Evi1 defines leukemia-initiating capacity and tyrosine kinase inhibitor resistance in chronic myeloid leukemia

• Published in: Oncogene Vol. 33; no. 42; pp. 5028 - 5038
• Main Authors: Sato, T, Goyama, S, Kataoka, K, Nasu, R, Tsuruta-Kishino, T, Kagoya, Y, Nukina, A, Kumagai, K, Kubota, N, Nakagawa, M, Arai, S, Yoshimi, A, Honda, H, Kadowaki, T, Kurokawa, M
• Format: Journal Article
• Language: English
• Published: London Nature Publishing Group UK 16.10.2014; Nature Publishing Group
• Subjects: 631/67/1059/2326; 631/67/1990/283/1896; 631/67/71; 692/420/755; Animals; Antineoplastic Agents - pharmacology; Apoptosis; Biomarkers, Tumor - metabolism; Blast Crisis - metabolism; Carcinogenesis - metabolism; Cell Biology; Cell Proliferation; DNA-Binding Proteins - metabolism; Drug Resistance, Neoplasm; Fusion Proteins, bcr-abl - physiology; Gene Expression Regulation, Leukemic; Homeodomain Proteins - physiology; Human Genetics; Humans; Inhibitor drugs; Internal Medicine; Leukemia; Leukemia, Myelogenous, Chronic, BCR-ABL Positive - drug therapy; Leukemia, Myelogenous, Chronic, BCR-ABL Positive - metabolism; Leukemia, Myelogenous, Chronic, BCR-ABL Positive - pathology; Leukemia, Myeloid, Acute - metabolism; Leukemia, Myeloid, Acute - pathology; MDS1 and EVI1 Complex Locus Protein; Medicine; Medicine & Public Health; Mice, Inbred C57BL; Mice, Knockout; Neoplastic Stem Cells - metabolism; Nuclear Pore Complex Proteins - physiology; Oncogene Proteins, Fusion - physiology; Oncology; Original; original-article; Phenotype; Protein expression; Protein Kinase Inhibitors - pharmacology; Proto-Oncogenes; Stem cells; Transcription Factors - metabolism; Up-Regulation
• ISSN: 0950-9232; 1476-5594
• DOI: 10.1038/onc.2014.108

Relapse of chronic myeloid leukemia (CML) is triggered by stem cells with a reconstituting capacity similar to that of hematopoietic stem cells (HSCs) and CML stem cells are a source of resistance in drug therapy with tyrosine kinase inhibitors (TKIs). Ecotropic viral integration site 1 (EVI1), a key transcription factor in HSC regulation, is known to predict poor outcomes in myeloid malignancies, however, incapability of prospective isolation of EVI1-high leukemic cells precludes the functional evaluation of intraindividual EVI1-high cells. Introduction of CML into Evi1-internal ribosomal entry site (IRES)-green fluorescent protein (GFP) knock-in mice, a versatile HSC-reporter strain, enables us to separate Evi1-high CML cells from the individual.

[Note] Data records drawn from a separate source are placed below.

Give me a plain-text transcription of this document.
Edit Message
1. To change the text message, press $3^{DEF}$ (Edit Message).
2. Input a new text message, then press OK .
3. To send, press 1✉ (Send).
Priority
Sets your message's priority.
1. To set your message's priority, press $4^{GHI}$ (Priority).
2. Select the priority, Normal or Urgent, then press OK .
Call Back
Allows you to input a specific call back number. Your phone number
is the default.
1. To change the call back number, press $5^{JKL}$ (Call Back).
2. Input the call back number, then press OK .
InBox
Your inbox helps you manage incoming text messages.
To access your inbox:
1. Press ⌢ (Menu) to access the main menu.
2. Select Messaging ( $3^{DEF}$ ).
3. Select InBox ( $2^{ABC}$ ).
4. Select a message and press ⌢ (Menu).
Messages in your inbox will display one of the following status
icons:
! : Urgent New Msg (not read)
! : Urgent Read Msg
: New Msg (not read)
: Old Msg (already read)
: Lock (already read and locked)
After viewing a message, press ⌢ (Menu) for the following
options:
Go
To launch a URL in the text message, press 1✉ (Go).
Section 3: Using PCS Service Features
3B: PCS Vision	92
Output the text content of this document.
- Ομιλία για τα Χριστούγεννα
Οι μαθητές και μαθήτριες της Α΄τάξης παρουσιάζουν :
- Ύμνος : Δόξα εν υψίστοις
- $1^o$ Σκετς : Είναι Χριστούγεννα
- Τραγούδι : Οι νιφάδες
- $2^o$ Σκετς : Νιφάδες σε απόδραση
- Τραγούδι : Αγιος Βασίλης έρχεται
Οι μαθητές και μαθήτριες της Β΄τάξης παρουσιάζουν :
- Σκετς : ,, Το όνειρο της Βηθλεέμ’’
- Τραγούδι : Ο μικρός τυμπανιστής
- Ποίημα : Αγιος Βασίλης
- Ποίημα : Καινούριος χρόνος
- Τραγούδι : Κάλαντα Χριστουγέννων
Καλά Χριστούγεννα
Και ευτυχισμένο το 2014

Evi1-IRES-GFP allele models of CML in chronic phase (CML-CP), by retroviral overexpression of BCR–ABL and by crossing BCR–ABL transgenic mice, revealed that Evi1 is predominantly enriched in the stem cell fraction and associated with an enhanced proliferative as well as a leukemia-initiating capacity and that Evi1-high CML-CP cells exhibit resistance to TKIs. Overexpressing BCR–ABL and NUP98–HOXA9 in Evi1-IRES-GFP knock-in mice to model CML in blast crisis (CML-BC), in which Evi1-high cells turned to be a major population as opposed to a minor population in CML-CP models, showed that Evi1-high CML-BC cells have a greater potential to recapitulate the disease and appear resistant to TKIs. Furthermore, given that Evi1 heterozygosity ameliorates CML-CP and CML-BC development and that the combination of Evi1 and BCR–ABL causes acute myeloid leukemia resembling CML-BC, Evi1 could regulate CML development as a potent driver. In addition, in human CML-CP cases, we show that EVI1 is highly expressed in stem cell-enriched CD34+CD38–CD90+ fraction at single-cell level. This is the first report to clarify directly that Evi1-high leukemic cells themselves possess the superior potential to Evi1-low cells in oncogenic self-renewal, which highlights the role of Evi1 as a valuable and a functional marker of CML stem cells.